AI agents accelerate this. If your pipeline can produce 600 PRs a month, the human who validates the starting point of each one is not keeping up. Speed has been optimized. The bottleneck has been ignored.

What Structured Information Actually Means

There is a difference between AI that moves fast and AI that reasons well.

Moving fast requires a queue of well-formed tasks. The agents in the article move fast. The tasks come pre-formed from one person's judgment, handed down as Issues.

Reasoning well requires a broader context. It requires knowing not just what to build but why this, why now, what constraints are real, what can be traded off, what cannot.

If you hand an AI agent a well-formed Issue stripped of context, it will execute the Issue. If the Issue is wrong — based on a misunderstood constraint, an outdated assumption, a decision that was reversed three months ago — the agent will execute the wrong thing efficiently.

The quality of the output is bounded by the quality of the input. And the input is bounded by what one human can keep in their head and translate into an Issue template.

The solution is not better prompt engineering on the Issue. The solution is a separate, structured layer that holds business context independently of the code, linkable from any PR or Issue in any repository.

When an AI agent can read: "This feature exists because of constraint X, alternative Y was rejected for reason Z, the current design assumes assumption W which should be verified before changing this" — the agent is no longer executing instructions. It is reasoning within a context. The output quality changes.

Permanence

There is a question no one in these discussions seems to ask: what does this look like in ten years?

A diff-based repository accumulates. Five years of PRs is a mountain of diffs. The mountain records the surface of every change. It does not record the shape of the reasoning that produced those changes.

New engineers do not read five years of PRs. They read the current code and the current docs and they ask the pillar. The pillar explains. The pillar's explanation reflects their current understanding, filtered through years of accumulated context that was never written down.

The organization's effective memory is the pillar's memory. When the pillar leaves, the organization loses a piece of its history that no amount of git log can recover.

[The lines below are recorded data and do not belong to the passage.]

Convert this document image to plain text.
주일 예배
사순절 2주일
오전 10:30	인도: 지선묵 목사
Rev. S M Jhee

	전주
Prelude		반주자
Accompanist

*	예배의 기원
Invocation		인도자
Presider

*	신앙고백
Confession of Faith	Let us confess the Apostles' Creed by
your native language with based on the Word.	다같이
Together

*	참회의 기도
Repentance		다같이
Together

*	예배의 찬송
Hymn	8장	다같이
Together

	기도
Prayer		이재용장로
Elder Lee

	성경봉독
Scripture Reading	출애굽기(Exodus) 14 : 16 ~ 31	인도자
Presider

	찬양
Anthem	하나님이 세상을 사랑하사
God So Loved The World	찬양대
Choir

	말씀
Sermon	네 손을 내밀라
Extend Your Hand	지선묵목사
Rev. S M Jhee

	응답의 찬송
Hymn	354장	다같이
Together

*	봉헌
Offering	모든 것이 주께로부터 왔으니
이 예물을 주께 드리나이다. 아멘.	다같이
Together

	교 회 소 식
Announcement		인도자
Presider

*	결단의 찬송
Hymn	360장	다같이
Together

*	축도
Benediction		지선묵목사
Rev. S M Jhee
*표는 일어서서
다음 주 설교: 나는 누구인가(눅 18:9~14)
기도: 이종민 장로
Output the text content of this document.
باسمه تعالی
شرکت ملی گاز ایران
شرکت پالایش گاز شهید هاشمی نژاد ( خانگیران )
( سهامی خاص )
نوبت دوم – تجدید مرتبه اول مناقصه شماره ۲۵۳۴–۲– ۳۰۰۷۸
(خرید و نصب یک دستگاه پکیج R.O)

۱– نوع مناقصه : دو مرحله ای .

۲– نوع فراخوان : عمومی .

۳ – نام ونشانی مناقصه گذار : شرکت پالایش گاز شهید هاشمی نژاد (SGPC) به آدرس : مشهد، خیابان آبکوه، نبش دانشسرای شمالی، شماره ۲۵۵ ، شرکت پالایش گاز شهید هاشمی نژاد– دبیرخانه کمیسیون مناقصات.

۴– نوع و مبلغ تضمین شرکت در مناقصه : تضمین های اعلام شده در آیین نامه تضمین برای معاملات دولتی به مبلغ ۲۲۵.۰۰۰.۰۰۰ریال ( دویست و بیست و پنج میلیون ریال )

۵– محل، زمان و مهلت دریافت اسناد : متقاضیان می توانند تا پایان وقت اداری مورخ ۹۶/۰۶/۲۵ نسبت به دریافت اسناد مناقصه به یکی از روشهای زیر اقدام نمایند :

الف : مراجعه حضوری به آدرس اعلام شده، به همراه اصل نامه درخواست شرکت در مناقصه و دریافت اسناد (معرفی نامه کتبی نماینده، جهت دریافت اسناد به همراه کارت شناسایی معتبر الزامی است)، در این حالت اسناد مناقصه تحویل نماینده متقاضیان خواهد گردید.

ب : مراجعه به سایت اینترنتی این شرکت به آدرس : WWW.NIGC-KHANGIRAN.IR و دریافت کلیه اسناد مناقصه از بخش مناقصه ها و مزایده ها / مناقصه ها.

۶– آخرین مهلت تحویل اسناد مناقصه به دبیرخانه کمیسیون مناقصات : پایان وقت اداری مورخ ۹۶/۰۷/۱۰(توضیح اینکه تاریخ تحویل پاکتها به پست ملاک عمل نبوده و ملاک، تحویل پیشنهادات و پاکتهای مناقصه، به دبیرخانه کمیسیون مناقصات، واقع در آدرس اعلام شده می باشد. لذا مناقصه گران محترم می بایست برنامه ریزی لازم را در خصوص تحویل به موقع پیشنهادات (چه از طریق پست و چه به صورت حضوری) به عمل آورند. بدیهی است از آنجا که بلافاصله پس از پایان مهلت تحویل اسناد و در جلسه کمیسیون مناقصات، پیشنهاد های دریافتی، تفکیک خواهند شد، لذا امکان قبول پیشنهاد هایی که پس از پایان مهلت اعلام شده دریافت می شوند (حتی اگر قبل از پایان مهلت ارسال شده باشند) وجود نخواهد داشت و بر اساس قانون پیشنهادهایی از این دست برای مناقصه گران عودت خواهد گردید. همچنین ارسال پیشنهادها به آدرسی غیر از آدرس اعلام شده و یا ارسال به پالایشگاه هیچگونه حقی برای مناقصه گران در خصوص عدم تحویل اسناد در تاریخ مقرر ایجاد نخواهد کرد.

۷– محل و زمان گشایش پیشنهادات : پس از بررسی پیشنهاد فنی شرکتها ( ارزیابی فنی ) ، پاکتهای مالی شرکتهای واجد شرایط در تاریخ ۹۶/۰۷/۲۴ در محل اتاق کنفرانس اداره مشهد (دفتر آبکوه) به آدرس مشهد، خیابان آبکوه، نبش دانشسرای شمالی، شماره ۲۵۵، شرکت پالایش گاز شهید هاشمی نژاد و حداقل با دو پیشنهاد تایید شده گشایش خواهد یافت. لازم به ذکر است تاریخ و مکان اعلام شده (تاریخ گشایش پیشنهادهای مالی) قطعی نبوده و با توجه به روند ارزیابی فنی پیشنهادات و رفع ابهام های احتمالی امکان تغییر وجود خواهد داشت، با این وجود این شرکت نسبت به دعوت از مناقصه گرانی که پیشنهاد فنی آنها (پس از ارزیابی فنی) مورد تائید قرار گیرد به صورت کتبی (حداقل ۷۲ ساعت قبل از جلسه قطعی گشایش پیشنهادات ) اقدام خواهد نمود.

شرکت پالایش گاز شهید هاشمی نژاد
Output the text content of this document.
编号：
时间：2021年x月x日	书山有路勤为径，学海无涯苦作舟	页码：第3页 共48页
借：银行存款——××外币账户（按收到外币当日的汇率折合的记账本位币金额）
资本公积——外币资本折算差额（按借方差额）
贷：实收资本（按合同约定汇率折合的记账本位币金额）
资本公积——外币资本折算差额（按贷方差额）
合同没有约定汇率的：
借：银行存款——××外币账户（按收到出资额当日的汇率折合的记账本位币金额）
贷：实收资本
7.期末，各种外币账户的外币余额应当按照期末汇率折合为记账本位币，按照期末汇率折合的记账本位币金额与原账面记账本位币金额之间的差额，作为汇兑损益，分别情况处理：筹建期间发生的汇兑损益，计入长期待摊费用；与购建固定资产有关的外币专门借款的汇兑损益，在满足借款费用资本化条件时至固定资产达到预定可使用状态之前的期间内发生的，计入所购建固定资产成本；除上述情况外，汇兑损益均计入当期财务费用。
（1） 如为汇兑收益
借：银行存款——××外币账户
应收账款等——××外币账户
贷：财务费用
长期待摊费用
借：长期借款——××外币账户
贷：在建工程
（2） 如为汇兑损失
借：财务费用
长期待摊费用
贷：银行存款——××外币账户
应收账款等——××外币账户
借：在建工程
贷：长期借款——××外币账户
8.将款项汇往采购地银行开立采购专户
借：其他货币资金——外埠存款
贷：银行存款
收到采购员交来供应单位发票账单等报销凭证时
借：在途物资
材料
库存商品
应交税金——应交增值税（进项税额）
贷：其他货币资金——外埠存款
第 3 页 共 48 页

Business context recorded separately, with stable identifiers that can be referenced from code commits and PR descriptions, does not have this problem. The decision made in 2024 that still shapes the architecture in 2030 is findable. The constraint that looked temporary but became permanent is visible. The engineer joining in 2031 can understand not just what was built but why.

This is not a new problem. Libraries and archives have been solving it for centuries. The software industry reinvented source control and forgot to reinvent institutional memory.

The Practitioner's Test

Here is a simple test for any AI agent pipeline:

Can a new agent, with no human explanation, understand why the most important architectural decision in your codebase was made?

Not what it is. Why.

If the answer is no — if that understanding lives only in one person's head, accessible only through conversation — then your pipeline is faster than before, but not smarter. You have automated execution. You have not automated judgment.

Automating judgment requires giving the system something to judge with. Business context, structured, stable, cross-referenced, preserved across personnel changes and repository reorganizations.

The agents are ready. The context layer is the missing piece.